梅雨前線の北上に伴って梅雨明けの豪雨災害を心配していたが、記録的な豪雨でなくとも記録的な大災害が起き得ることを目の当たりにすることになってしまった。熱海で起きた土石流の凄まじさは、これまでの想像を超えていた。しかも、大きな雨量を記録していたものの広島での豪雨災害や球磨川氾濫の時に比べると、そこまでの豪雨ではない中での大被害発生だ。ハザードマップでは警戒地区に指定されており、しかも昼間の土石流発生なのに多くの被害者が出てしまったことは、多くの人に警戒心を呼び覚ますほどの豪雨でなかったことを示すのかも知れない。

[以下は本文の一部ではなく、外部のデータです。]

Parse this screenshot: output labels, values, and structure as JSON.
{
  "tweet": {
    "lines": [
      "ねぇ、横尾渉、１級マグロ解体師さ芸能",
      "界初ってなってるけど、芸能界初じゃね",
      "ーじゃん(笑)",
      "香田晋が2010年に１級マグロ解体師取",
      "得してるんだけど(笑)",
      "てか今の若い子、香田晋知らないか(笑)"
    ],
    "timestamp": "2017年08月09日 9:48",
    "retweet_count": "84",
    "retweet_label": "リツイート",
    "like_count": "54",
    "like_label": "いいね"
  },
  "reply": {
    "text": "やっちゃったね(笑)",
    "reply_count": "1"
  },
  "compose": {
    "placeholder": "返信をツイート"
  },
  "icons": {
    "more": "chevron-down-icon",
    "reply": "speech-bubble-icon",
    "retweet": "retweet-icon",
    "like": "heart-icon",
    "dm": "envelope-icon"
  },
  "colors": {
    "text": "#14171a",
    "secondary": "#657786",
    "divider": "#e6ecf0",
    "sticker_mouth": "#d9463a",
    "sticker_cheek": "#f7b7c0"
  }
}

 昼間だったので土石流の様子が映像に捉えられており、その威力と危険性を全国の人々に伝えることになった。土石流は繰り返し何度も重なるように押し寄せていて、沢筋に建てられていた多くの家屋・施設が流されたのだろう。何人か無事救助された方も居ると言うが、まだ20人以上が行方不明になっているらしい。土石流に命を奪われた方々の中には、咄嗟に何が起きたのか分からないままの方も居たかもしれない。その痛ましさを言葉で表すことなど出来るはずもなく、ただ「魂よ安らかに」と祈るしかない。

 「これまでに、こんな事は無かった」とある住民がインタビューに答えていた。何十年も、あるいは百年も二百年も崩れたことが無い崖や山も、いつか崩れて災害となる可能性があるということを、今回はあらためて思い知らされた。世界中の山々が数万年かけて侵食され続けた姿を我々に見せている。つまり、長い期間で見れば山は必ず侵食され、川はいつか氾濫する可能性があるものなのだと。人間が生きている時間でそれを推し量ることは難しく、何も起きないように見えても、それは地質・地形変化の時計においてはほんの一時の事に過ぎないのだと。今回の場所でも、もし上流で小さな土石流が何度か起きたりすれば住民の多くが警戒し避難していたのかも知れない。これまで何も起きなかったことが、いざ起きた際の被害を大きくしてしまう。

 普段をはるかに超えた豪雨でも、すべての山や沢で土石流が起きるわけでは無い。むしろ、起きない所の方が多いだろう。それが、「ここは大丈夫」という油断を生んでしまう。怖いような豪雨でも崩れなかった山が、普段より少し多い程度の雨で崩れることがあると今回教えられた。今後、気候変動で想像以上の雨量を覚悟しなければならない日本列島では、どこにいても「起き得る災害」への恐怖と最大限の警戒を忘れてはならないのだろう。特に、山肌に張り付くように建物が並ぶような地域では、「かなり早めに地域ごと避難する」ことまで想定する必要があるのかも知れない。それは日本人の住み方をも大きく変えるかも知れない。少なくとも関東以南の日本は、凄まじい雨季を持つ熱帯地域の山地と同じような場所へと変わって行くのだろうか?